GF-Score: Certified Class-Conditional Robustness Evaluation with Fairness Guarantees
Researchers introduce GF-Score, a framework that evaluates neural network robustness across individual classes while measuring fairness disparities, eliminating the need for expensive adversarial attacks through self-calibration. Testing across 22 models reveals consistent vulnerability patterns and shows that more robust models paradoxically exhibit greater class-level fairness disparities.
GF-Score addresses a critical gap in adversarial robustness evaluation by decomposing aggregate robustness metrics into per-class profiles, revealing hidden vulnerabilities that standard benchmarks obscure. Traditional certified robustness scores provide single aggregate numbers that mask how protection varies across different data classes, potentially creating safety blind spots in deployed systems. This framework employs welfare economics metrics—Robustness Disparity Index, Normalized Robustness Gini Coefficient, and Worst-Case Class Robustness—to quantify these disparities systematically.
The technical innovation lies in eliminating expensive adversarial attack requirements through a self-calibration procedure that tunes temperature parameters using clean accuracy correlations alone.
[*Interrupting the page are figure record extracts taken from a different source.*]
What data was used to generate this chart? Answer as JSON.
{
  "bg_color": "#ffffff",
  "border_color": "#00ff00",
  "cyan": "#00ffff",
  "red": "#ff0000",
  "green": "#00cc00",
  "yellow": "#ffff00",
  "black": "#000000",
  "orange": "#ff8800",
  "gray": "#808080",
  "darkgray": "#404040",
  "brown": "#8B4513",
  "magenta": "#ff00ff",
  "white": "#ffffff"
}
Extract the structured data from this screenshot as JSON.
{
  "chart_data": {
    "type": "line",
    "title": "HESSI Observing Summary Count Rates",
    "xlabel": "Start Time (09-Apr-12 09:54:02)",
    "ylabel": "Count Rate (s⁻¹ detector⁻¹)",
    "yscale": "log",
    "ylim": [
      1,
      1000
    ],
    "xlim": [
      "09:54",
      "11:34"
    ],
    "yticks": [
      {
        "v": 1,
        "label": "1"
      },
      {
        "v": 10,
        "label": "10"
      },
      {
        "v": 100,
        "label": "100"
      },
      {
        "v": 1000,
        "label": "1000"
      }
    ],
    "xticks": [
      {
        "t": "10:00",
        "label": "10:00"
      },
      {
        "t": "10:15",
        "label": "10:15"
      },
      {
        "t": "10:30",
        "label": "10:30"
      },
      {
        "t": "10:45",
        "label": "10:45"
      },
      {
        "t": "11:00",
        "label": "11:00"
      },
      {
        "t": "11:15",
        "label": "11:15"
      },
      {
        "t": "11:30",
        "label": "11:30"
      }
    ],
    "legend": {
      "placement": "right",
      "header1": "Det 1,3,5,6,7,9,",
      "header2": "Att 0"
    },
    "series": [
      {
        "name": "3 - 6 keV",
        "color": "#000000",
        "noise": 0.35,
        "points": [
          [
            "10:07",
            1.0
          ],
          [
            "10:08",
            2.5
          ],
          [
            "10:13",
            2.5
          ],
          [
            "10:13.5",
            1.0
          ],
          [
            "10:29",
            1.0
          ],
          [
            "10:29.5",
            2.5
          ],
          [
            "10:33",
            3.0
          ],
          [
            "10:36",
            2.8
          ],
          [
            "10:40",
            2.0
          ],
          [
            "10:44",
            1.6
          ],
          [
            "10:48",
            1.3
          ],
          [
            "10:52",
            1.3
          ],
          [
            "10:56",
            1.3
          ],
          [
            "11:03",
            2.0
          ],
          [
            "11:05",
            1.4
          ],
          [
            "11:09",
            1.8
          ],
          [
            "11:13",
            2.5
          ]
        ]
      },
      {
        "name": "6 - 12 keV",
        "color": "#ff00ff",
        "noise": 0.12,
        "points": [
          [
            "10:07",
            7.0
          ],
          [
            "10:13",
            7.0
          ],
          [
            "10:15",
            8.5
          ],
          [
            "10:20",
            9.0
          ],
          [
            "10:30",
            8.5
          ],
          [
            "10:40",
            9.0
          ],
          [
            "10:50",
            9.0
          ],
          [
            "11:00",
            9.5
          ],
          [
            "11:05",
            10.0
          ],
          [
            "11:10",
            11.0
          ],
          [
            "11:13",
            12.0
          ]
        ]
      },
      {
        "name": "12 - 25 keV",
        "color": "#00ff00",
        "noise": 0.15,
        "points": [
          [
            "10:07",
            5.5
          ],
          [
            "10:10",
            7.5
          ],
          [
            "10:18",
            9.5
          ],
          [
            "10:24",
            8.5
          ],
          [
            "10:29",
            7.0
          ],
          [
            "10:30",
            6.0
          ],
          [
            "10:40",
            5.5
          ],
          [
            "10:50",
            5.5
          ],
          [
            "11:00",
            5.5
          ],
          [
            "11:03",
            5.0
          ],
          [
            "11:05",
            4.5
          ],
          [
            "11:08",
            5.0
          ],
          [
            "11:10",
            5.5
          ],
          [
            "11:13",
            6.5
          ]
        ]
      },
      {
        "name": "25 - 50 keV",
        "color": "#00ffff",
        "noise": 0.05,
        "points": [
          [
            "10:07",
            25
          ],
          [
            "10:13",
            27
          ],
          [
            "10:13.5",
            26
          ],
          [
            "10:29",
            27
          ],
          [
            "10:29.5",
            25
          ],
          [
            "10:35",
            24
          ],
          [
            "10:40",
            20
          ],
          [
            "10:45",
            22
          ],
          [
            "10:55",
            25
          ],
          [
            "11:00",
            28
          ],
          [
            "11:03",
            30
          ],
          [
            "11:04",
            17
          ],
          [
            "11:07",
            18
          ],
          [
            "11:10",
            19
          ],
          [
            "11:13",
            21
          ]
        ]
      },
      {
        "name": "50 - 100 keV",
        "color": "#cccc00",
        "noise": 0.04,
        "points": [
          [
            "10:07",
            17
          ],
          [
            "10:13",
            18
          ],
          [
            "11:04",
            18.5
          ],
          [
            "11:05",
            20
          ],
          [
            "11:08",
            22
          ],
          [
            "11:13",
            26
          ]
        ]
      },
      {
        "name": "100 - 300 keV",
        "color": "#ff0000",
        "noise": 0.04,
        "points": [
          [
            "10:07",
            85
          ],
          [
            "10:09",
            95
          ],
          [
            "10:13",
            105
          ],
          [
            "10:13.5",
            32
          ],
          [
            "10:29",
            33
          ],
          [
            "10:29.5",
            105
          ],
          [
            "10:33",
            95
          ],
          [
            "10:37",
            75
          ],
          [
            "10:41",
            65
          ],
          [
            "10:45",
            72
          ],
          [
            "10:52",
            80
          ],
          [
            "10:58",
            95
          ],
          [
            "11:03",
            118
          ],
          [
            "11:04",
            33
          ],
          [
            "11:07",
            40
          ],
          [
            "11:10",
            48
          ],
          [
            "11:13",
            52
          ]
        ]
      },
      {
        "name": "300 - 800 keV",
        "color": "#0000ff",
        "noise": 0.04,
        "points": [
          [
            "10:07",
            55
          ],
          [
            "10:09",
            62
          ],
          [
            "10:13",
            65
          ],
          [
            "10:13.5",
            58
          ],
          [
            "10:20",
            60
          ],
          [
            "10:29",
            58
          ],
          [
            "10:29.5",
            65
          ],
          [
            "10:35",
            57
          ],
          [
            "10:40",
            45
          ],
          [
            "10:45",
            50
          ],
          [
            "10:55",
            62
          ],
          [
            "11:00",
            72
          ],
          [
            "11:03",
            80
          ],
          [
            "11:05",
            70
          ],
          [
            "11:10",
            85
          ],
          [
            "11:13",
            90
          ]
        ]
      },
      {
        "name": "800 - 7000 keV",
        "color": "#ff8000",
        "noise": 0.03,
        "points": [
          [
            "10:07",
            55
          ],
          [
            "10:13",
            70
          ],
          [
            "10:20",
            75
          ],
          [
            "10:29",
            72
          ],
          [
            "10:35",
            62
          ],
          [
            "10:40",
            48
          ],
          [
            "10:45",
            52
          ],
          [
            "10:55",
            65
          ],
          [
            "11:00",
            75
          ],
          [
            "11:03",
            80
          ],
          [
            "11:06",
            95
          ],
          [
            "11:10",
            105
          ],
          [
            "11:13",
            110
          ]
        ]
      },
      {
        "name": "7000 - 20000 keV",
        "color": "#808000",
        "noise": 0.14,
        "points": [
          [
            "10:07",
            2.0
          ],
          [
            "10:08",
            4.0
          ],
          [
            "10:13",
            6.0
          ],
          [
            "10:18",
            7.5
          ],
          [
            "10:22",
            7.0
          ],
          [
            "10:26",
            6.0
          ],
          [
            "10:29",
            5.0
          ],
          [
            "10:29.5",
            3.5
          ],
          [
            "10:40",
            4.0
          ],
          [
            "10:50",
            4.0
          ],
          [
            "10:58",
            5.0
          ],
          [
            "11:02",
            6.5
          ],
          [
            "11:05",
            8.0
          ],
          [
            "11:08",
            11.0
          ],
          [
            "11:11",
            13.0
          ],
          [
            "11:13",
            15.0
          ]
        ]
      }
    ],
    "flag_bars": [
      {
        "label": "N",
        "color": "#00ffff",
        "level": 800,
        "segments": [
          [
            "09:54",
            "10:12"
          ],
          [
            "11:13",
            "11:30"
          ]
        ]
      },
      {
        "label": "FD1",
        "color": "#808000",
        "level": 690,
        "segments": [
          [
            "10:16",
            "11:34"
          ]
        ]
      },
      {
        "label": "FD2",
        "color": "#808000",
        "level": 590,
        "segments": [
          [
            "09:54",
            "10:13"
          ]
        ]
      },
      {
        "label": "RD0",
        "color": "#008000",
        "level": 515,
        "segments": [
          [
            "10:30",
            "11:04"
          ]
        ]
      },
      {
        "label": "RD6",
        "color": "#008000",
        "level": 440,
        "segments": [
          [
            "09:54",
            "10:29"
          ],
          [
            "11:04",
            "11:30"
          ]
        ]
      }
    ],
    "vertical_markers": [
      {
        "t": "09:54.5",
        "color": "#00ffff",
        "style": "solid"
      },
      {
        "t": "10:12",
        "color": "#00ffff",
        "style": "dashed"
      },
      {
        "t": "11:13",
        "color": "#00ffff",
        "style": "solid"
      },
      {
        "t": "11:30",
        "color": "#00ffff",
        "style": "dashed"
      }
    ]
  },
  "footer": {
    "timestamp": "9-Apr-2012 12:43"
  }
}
This substantially reduces computational overhead while maintaining evaluation rigor. Testing across RobustBench models reveals counterintuitive findings: certain classes like "cat" show vulnerability in 76% of CIFAR-10 models, and robustness improvements sometimes increase class-level disparity rather than narrowing it.
For AI practitioners deploying neural networks in safety-critical applications—autonomous vehicles, medical imaging, biometric systems—this framework provides actionable diagnostics. Organizations can now identify which subpopulations or data classes their security guarantees fail to protect equally, addressing potential liability and fairness concerns. The attack-free auditing pipeline makes large-scale robustness assessment practical for production systems. These findings suggest that optimizing aggregate robustness metrics may inadvertently sacrifice protection for minority classes, requiring developers to explicitly incorporate fairness constraints into model training.
- →GF-Score decomposes certified robustness into per-class profiles using fairness metrics from welfare economics to identify hidden vulnerability patterns.
- →Self-calibration eliminates expensive adversarial attack requirements, making robustness evaluation computationally practical for deployed systems.
- →Empirical testing reveals consistent class-level vulnerabilities across models, with certain classes like 'cat' showing weakness in 76% of CIFAR-10 models.
- →More robust models paradoxically exhibit greater class-level disparity, suggesting aggregate robustness optimization may sacrifice fairness.
- →The framework enables attack-free auditing of safety-critical AI systems, with code released openly on GitHub for reproducible evaluation.